The damper oil 2 appropriately suppresses the movement of the magnet 3. The maximum detectable acceleration can be freely designed depending on the strength and size of the magnetic force of the magnet 3, the magnetic permeability and size of the magnetic yoke 4, the distance between the magnetoresistive elements 5a and 5b, and the like.

[0012]

According to the acceleration sensor of the present invention, a large output can be obtained without an amplifier, so that the structure can be simplified and the cost can be reduced. Further, it becomes possible to detect even acceleration in the DC region and the ultra-low frequency region.

[Brief description of drawings]

FIG. 1 is a configuration diagram of an embodiment of an acceleration sensor according to the present invention.

FIG. 2 is an explanatory diagram showing a positional relationship between a magnet 3 and a magnetic yoke 4 in a non-accelerated state.

FIG. 3 is a cross-sectional view of a main part of an example of a conventional acceleration sensor.

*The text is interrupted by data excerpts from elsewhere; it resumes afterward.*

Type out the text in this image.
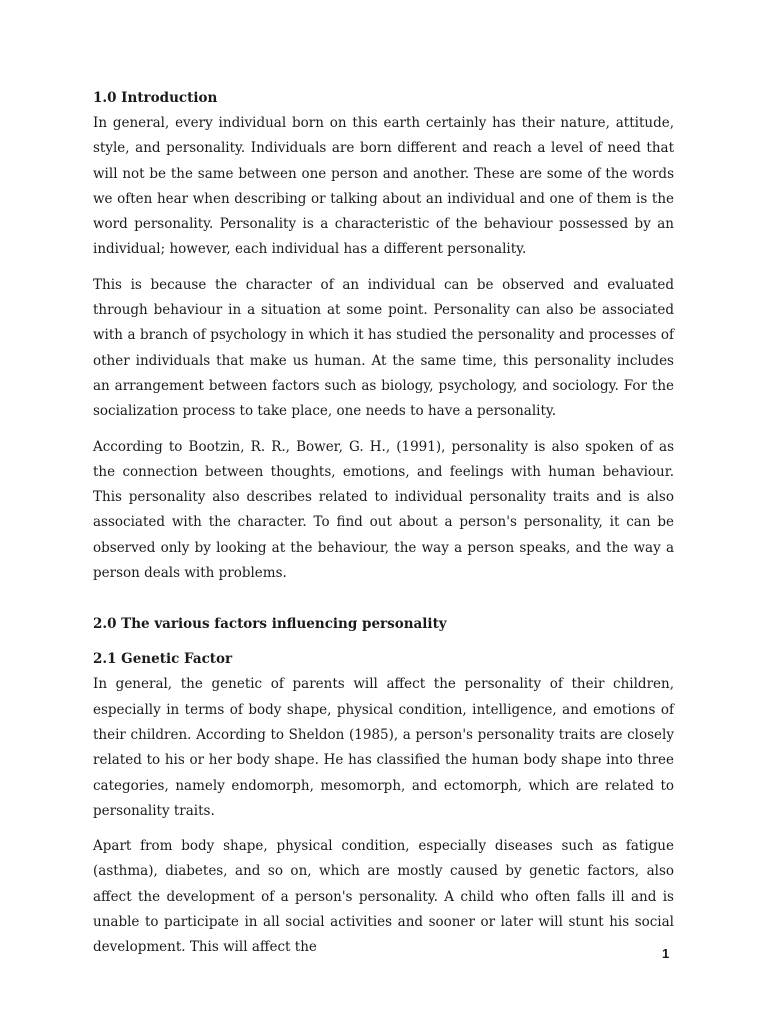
1.0 Introduction

In general, every individual born on this earth certainly has their nature, attitude, style, and personality. Individuals are born different and reach a level of need that will not be the same between one person and another. These are some of the words we often hear when describing or talking about an individual and one of them is the word personality. Personality is a characteristic of the behaviour possessed by an individual; however, each individual has a different personality.

This is because the character of an individual can be observed and evaluated through behaviour in a situation at some point. Personality can also be associated with a branch of psychology in which it has studied the personality and processes of other individuals that make us human. At the same time, this personality includes an arrangement between factors such as biology, psychology, and sociology. For the socialization process to take place, one needs to have a personality.

According to Bootzin, R. R., Bower, G. H., (1991), personality is also spoken of as the connection between thoughts, emotions, and feelings with human behaviour. This personality also describes related to individual personality traits and is also associated with the character. To find out about a person's personality, it can be observed only by looking at the behaviour, the way a person speaks, and the way a person deals with problems.

2.0 The various factors influencing personality

2.1 Genetic Factor

In general, the genetic of parents will affect the personality of their children, especially in terms of body shape, physical condition, intelligence, and emotions of their children. According to Sheldon (1985), a person's personality traits are closely related to his or her body shape. He has classified the human body shape into three categories, namely endomorph, mesomorph, and ectomorph, which are related to personality traits.

Apart from body shape, physical condition, especially diseases such as fatigue (asthma), diabetes, and so on, which are mostly caused by genetic factors, also affect the development of a person's personality. A child who often falls ill and is unable to participate in all social activities and sooner or later will stunt his social development. This will affect the	1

FIG. 4 is a sectional view of a main part of another example of a conventional acceleration sensor.

[Explanation of symbols]

 100 Accelerometer 1 Hollow cylinder 2 Damper oil 3 Magnet 4 Magnetic yoke 5a, 5b Magnetoresistive element Lo Output line Lv Power line Lg Ground line B Battery

Claims (2)

[Claims] 1. A magnet and a magnetic yoke, one of which is movable and the other of which is held so as to be settled at a predetermined position by a magnetic attraction force of both when it is in a non-acceleration state. An acceleration sensor comprising a magnetoelectric conversion element that magnetically detects a change in positional relationship and outputs an electric signal. 2. A ring-shaped magnetic yoke is attached to the outer periphery of a non-magnetic hollow cylinder whose both end faces are sealed, and a damper oil is filled in the inside of the cylinder, and a magnet for a column is attached. It is held so as to be slidable and returned to a predetermined position by a magnetic attraction force to the magnetic yoke when the tubular body is in an unaccelerated state, and further, on both end faces of the tubular body,
Magneto-resistive elements were fixed, the magneto-resistive elements were connected in series, the output line was derived from the connection point, and the power supply line and the ground line were derived from the terminals not on the connection point side of both magneto-resistive elements. Characteristic acceleration sensor.